In the present pause, the first we had had since the
alarm, he was telling this over again to Mr. Macey, when Mr. Macey
suddenly cried our: "The signal! Nobody has thought of the signal!"
We knew of no signal, so we could not have thought of it.
"What signal may you mean, sir?" says Sergeant Drooce, looking sharp at
him.
"There is a pile of wood upon the Signal Hill. If it could be
lighted--which never has been done yet--it would be a signal of distress
to the mainland."
Charker cries, directly: "Sergeant Drooce, dispatch me on that duty. Give
me the two men who were on guard with me to-night, and I'll light the
fire, if it can be done."
"And if it can't, Corporal--" Mr. Macey strikes in.
"Look at these ladies and children, sir!" says Charker. "I'd sooner
_light myself_, than not try any chance to save them."
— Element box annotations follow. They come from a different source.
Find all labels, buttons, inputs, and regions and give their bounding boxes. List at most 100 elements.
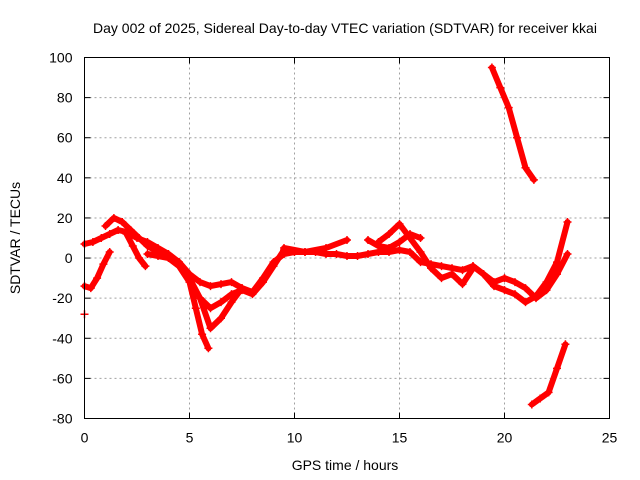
data-point xyxy=(563,217,572,226)
data-point xyxy=(553,270,561,279)
series-line xyxy=(197,285,245,332)
data-point xyxy=(542,278,551,287)
data-point xyxy=(185,278,194,287)
x-tick-label: 25 xyxy=(602,430,618,446)
y-axis-title: SDTVAR / TECUs xyxy=(7,182,23,294)
data-point xyxy=(527,400,536,409)
data-point xyxy=(280,244,288,253)
data-point xyxy=(175,262,183,271)
y-tick-label: 100 xyxy=(49,50,73,66)
ticks: 0 5 10 15 20 25 -80 -60 -40 -20 0 20 40 60 80 100 xyxy=(49,50,617,446)
y-tick-label: -20 xyxy=(52,290,72,306)
series-trace-11 xyxy=(527,340,570,409)
data-point xyxy=(343,252,351,261)
data-point xyxy=(269,262,278,271)
data-point xyxy=(374,242,383,251)
plot-frame xyxy=(84,57,610,419)
data-point xyxy=(406,229,414,238)
series-line xyxy=(123,231,149,270)
data-point xyxy=(395,238,404,247)
data-point xyxy=(118,217,127,226)
data-point xyxy=(301,248,309,257)
y-tick-label: 40 xyxy=(57,170,73,186)
data-point xyxy=(532,292,540,301)
series-trace-7 xyxy=(280,236,351,257)
series-line xyxy=(470,219,571,306)
data-point xyxy=(122,229,131,238)
data-point xyxy=(135,234,144,242)
data-point xyxy=(364,236,372,245)
data-point xyxy=(521,298,530,307)
data-point xyxy=(395,246,404,255)
data-point xyxy=(521,284,530,293)
series-line xyxy=(81,249,113,292)
data-point xyxy=(364,250,372,259)
x-tick-label: 0 xyxy=(81,430,89,446)
data-point xyxy=(227,298,236,307)
data-point xyxy=(406,248,414,257)
data-point xyxy=(479,270,488,279)
data-point xyxy=(395,219,404,228)
series-line xyxy=(488,64,537,183)
data-point xyxy=(217,314,225,323)
data-point xyxy=(561,340,570,349)
data-point xyxy=(511,290,519,299)
data-point xyxy=(544,388,553,397)
y-tick-label: 80 xyxy=(57,90,73,106)
data-point xyxy=(500,274,509,283)
data-point xyxy=(511,278,519,287)
series-trace-3 xyxy=(80,248,114,293)
y-tick-label: -60 xyxy=(52,370,72,386)
data-point xyxy=(198,330,207,339)
data-point xyxy=(206,324,215,333)
x-tick-label: 15 xyxy=(392,430,408,446)
y-tick-label: 0 xyxy=(65,250,73,266)
data-point xyxy=(128,242,137,251)
data-point xyxy=(86,284,95,293)
data-point xyxy=(487,63,496,72)
x-tick-label: 10 xyxy=(287,430,303,446)
data-point xyxy=(97,234,106,242)
y-tick-label: -40 xyxy=(52,330,72,346)
x-tick-label: 20 xyxy=(497,430,513,446)
data-point xyxy=(385,244,393,253)
data-point xyxy=(343,236,351,245)
data-point xyxy=(101,221,110,230)
series-trace-9 xyxy=(364,229,425,253)
data-point xyxy=(238,284,246,293)
data-point xyxy=(206,282,215,291)
data-point xyxy=(553,364,561,373)
data-point xyxy=(164,254,173,263)
data-point xyxy=(416,258,425,267)
data-point xyxy=(385,229,393,238)
data-point xyxy=(536,394,545,403)
data-point xyxy=(114,225,123,234)
data-point xyxy=(496,83,505,92)
data-point xyxy=(196,278,204,287)
data-point xyxy=(204,344,213,353)
x-tick-label: 5 xyxy=(186,430,194,446)
chart-title: Day 002 of 2025, Sidereal Day-to-day VTE… xyxy=(93,20,597,36)
data-point xyxy=(109,213,118,222)
data-point xyxy=(458,280,467,289)
data-point xyxy=(332,250,341,259)
data-point xyxy=(99,260,108,269)
series-line xyxy=(281,237,350,255)
data-point xyxy=(141,262,150,271)
series-trace-5 xyxy=(143,250,213,353)
data-point xyxy=(217,298,225,307)
data-point xyxy=(513,133,522,142)
series-trace-12 xyxy=(469,217,572,307)
data-point xyxy=(93,274,102,283)
series-layer xyxy=(80,63,572,409)
data-point xyxy=(88,238,97,247)
data-point xyxy=(227,278,236,287)
data-point xyxy=(469,262,477,271)
x-axis-title: GPS time / hours xyxy=(292,457,399,473)
grid xyxy=(84,57,610,419)
data-point xyxy=(437,274,446,283)
data-point xyxy=(553,258,561,267)
y-tick-label: 20 xyxy=(57,210,73,226)
data-point xyxy=(529,175,538,184)
data-point xyxy=(206,304,215,313)
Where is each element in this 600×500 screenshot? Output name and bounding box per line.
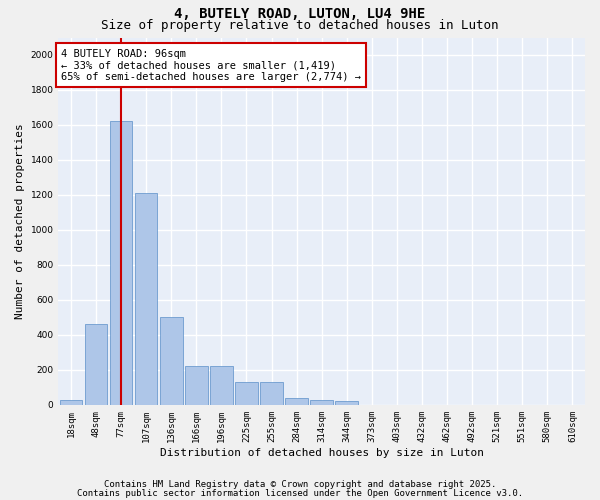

We gave him a Hurrah!--it burst from us, come of it what might--and he
got his two men, and was let out at the gate, and crept away. I had no
sooner come back to my place from being one of the party to handle the
gate, than Miss Maryon said in a low voice behind me:
"Davis, will you look at this powder? This is not right."
I turned my head. Christian George King again, and treachery again! Sea-
water had been conveyed into the magazine, and every grain of powder was
spoiled!
"Stay a moment," said Sergeant Drooce, when I had told him, without
causing a movement in a muscle of his face: "look to your pouch, my lad.